In the Deep South, where the cost of fueling a vehicle took at least a 10% bite out of household income, Michael Wesely Garner Sr., 46, has cut back on air conditioning and other household appliance use. Garner’s family in Mobile, Ala., also has combined household errands to reduce trips.
“Economically, we just can’t afford for prices to go much higher,” said Garner, a test development director for the Northrop Grumman Ship Systems Ingalls Shipyard in Pascagoula, Miss., who regularly monitors prices through the website Gasbuddy.com.
Analysts cautioned that record gasoline prices could lurk on the horizon. And oil prices could change direction again, given the market’s volatility this year.
“The sad part is that these prices are the launching pad for the price spikes we get every spring,” said Fred Rozell of Oil Price Information Service. “If they remain this high, it will be a real mess.”
Over the last few years, escalating energy costs were partially offset by the strong housing market, which allowed homeowners to take on more debt and keep spending. Then home prices tanked, mortgages soured and consumers lost the cheap credit that was helping them cope with expensive gasoline and other costs.
This latest crunch has cut into fuel demand, which had been climbing for years. In California, where the average cost of gasoline was above $3 a gallon for long stretches this year and last, gasoline consumption has fallen for the last five quarters. Gasoline usage nationwide is faltering too.
“The prices have had an impact on end-user behavior,” said Mike Waldron, an energy expert at Lehman Bros. “We’ve seen evidence in the weekly data that . . . year-over-year growth in transport fuel demand is coming out weaker and weaker.”
That point was underscored by the International Energy Agency, which Tuesday lowered global oil demand estimates for 2008, citing sluggish growth and a teetering economy in the U.S.
Some corporations are coping with high energy prices by pinching costs elsewhere or by making their operations more efficient. Others have been hitting their customers with price hikes.
The cost of tires has soared over the last few years, reflecting higher prices for natural rubber and oil-based products such as synthetic rubber and carbon black, used to reinforce and blacken tires.

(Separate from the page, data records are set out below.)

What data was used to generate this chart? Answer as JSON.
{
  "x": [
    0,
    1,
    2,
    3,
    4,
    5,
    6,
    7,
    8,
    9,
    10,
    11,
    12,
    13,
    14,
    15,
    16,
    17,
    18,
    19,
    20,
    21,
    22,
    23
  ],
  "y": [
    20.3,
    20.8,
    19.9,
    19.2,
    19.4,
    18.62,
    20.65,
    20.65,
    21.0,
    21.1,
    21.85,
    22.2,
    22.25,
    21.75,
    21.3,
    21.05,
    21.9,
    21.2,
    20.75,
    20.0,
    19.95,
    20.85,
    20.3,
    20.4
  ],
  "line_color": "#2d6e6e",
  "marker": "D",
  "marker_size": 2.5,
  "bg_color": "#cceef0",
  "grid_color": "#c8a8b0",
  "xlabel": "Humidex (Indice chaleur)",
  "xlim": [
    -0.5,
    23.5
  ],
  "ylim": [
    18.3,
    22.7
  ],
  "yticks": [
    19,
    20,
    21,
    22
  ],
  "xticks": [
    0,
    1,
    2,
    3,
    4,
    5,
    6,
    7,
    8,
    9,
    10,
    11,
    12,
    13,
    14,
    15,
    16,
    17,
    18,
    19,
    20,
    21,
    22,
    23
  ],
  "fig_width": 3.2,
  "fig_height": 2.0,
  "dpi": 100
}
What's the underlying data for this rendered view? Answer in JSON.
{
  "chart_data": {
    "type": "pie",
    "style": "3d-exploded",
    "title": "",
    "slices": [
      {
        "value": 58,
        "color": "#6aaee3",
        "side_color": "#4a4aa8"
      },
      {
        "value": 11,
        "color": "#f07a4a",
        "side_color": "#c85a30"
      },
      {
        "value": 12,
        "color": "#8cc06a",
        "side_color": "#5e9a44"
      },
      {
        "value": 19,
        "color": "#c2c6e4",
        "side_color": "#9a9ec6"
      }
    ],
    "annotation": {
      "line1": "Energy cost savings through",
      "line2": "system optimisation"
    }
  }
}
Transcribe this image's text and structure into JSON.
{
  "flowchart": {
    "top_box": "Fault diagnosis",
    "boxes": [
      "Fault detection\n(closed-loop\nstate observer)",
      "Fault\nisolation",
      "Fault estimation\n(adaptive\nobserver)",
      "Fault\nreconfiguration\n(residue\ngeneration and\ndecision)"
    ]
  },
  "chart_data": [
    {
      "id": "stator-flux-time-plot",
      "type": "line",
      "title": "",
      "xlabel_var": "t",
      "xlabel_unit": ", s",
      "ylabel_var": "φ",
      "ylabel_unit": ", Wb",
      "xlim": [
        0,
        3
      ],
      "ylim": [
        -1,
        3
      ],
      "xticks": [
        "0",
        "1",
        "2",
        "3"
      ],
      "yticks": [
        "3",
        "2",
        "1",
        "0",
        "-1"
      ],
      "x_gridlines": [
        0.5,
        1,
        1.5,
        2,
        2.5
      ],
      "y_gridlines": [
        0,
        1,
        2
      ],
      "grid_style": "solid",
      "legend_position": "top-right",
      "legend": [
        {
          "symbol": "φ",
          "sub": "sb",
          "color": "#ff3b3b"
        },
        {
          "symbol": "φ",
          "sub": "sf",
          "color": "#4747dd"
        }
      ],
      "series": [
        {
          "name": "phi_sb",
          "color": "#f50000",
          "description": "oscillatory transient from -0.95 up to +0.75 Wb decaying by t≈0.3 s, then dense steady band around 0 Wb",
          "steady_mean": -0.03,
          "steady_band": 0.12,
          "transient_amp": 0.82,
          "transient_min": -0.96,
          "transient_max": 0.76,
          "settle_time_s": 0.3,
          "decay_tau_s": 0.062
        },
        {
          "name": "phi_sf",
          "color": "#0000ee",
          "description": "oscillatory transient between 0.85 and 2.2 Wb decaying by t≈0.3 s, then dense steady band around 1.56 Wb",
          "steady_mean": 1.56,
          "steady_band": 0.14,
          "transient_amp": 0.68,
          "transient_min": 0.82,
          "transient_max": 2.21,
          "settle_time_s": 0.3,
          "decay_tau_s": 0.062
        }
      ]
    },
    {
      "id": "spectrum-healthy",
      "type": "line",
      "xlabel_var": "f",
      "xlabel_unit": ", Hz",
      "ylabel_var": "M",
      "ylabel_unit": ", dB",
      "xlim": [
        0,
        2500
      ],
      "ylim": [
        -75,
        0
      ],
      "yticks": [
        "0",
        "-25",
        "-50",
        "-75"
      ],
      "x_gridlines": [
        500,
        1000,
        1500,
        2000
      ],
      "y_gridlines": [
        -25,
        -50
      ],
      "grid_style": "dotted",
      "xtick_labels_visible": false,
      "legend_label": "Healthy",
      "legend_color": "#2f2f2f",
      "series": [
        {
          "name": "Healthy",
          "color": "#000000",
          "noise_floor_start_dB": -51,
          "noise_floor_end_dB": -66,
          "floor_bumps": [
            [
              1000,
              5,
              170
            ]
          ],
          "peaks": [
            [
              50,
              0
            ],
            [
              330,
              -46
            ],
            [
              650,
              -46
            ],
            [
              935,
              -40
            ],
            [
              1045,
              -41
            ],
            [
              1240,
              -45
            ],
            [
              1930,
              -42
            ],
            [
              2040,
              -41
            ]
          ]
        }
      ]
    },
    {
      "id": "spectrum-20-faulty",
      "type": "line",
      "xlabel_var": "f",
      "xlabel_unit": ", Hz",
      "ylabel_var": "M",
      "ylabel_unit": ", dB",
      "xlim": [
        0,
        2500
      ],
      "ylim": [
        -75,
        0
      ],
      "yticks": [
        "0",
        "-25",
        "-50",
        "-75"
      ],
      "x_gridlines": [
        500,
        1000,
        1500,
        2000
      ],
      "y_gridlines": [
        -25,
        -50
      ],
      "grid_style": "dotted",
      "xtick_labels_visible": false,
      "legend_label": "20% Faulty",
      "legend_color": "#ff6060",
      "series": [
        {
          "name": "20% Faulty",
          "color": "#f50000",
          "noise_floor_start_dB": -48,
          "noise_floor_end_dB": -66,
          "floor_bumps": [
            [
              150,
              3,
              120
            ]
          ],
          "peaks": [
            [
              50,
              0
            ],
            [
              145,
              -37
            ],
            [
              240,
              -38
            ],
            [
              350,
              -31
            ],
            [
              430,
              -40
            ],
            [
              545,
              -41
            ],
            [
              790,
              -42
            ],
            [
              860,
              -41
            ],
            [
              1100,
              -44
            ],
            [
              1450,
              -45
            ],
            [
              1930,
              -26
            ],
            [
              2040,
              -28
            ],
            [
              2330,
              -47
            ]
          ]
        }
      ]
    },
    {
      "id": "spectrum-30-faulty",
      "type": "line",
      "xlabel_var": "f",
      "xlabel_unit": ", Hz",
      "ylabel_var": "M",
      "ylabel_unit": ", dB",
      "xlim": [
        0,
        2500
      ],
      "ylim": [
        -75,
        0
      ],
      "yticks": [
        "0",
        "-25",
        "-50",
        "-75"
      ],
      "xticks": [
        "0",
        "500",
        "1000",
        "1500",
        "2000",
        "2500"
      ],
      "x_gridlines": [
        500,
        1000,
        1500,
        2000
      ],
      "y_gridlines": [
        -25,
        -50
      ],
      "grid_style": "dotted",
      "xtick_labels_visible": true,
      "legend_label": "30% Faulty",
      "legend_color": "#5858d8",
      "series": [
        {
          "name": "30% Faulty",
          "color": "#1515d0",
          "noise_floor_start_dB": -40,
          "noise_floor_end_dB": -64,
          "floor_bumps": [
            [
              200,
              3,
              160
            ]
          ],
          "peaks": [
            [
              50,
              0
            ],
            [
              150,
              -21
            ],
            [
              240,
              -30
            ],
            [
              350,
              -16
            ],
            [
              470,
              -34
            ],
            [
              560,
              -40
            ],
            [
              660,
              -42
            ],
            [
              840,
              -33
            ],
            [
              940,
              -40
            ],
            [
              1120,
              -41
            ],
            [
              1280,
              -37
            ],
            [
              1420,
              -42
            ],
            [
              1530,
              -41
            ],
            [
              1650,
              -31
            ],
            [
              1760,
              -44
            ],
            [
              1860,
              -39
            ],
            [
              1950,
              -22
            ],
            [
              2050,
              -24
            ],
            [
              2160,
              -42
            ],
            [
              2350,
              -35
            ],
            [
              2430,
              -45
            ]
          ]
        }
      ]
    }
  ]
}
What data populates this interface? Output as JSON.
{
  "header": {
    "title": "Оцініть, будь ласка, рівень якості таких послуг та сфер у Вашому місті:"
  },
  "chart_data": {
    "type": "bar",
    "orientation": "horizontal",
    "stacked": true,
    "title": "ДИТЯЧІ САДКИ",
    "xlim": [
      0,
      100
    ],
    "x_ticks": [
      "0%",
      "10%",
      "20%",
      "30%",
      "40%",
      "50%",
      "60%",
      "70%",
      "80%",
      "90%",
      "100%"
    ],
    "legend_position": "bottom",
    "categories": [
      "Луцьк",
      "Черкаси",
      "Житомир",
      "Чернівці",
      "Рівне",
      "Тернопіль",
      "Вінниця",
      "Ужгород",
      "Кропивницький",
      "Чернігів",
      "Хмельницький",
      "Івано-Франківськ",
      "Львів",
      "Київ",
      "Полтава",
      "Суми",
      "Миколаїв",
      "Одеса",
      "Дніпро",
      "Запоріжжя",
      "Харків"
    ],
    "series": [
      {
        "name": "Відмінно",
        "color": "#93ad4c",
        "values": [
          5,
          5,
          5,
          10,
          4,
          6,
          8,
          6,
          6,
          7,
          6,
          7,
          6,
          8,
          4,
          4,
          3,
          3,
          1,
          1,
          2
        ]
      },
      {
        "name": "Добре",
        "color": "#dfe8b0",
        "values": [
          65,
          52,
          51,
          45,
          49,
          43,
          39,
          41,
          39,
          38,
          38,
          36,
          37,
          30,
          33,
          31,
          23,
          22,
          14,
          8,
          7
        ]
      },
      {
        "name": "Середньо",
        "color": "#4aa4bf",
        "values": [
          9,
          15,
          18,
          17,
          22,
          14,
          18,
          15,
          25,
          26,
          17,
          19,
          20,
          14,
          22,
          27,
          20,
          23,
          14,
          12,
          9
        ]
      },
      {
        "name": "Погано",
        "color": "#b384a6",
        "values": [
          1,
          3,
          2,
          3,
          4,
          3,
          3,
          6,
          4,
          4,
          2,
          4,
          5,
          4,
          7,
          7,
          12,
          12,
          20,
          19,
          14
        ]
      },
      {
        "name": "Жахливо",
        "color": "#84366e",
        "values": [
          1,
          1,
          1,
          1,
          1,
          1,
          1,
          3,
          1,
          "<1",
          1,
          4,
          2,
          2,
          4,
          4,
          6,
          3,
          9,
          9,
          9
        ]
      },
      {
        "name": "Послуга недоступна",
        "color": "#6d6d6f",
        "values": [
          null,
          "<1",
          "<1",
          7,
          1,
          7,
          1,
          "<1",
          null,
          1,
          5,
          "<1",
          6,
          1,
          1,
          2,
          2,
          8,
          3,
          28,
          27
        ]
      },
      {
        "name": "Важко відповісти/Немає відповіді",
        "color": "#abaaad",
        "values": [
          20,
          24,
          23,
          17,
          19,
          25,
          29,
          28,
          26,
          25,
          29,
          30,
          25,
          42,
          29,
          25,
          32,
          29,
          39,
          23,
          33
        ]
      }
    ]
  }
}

Akron, Ohio-based Goodyear Tire & Rubber Co., which has seen its raw materials costs more than triple between 2004 and 2006, has pushed to sell more high-margin tires and has launched a cost-cutting initiative that it hopes will save the company as much as $2 billion by the end of 2009. In addition, Goodyear has raised its prices on U.S. consumer tires 10 times since May 2004, spokesman Keith Price said.
American Airlines has been chipping away at the weight and drag of its planes to cut jet fuel consumption. Under a campaign it calls “fuel smart,” the company said it was saving 95 million gallons of fuel a year. Last month, the airline said it would introduce lighter beverage carts, cutting fuel use by 1.8 million gallons a year, or more than $4 million at recent jet fuel prices.
Carnival Corp., the world’s largest cruise operator, this week launched a daily fuel charge of $5 a person for North American cruise lines.
“We’re seeing it in a lot of different products. We’re seeing it in plastics and agricultural chemicals. In transportation costs,” Wachovia Corp. senior economist Mark Vitner said of the high energy costs.
“It’s not something that’s threatening to wreck the economy,” he said. On the other hand, “we’re not going to get out of this unscathed.”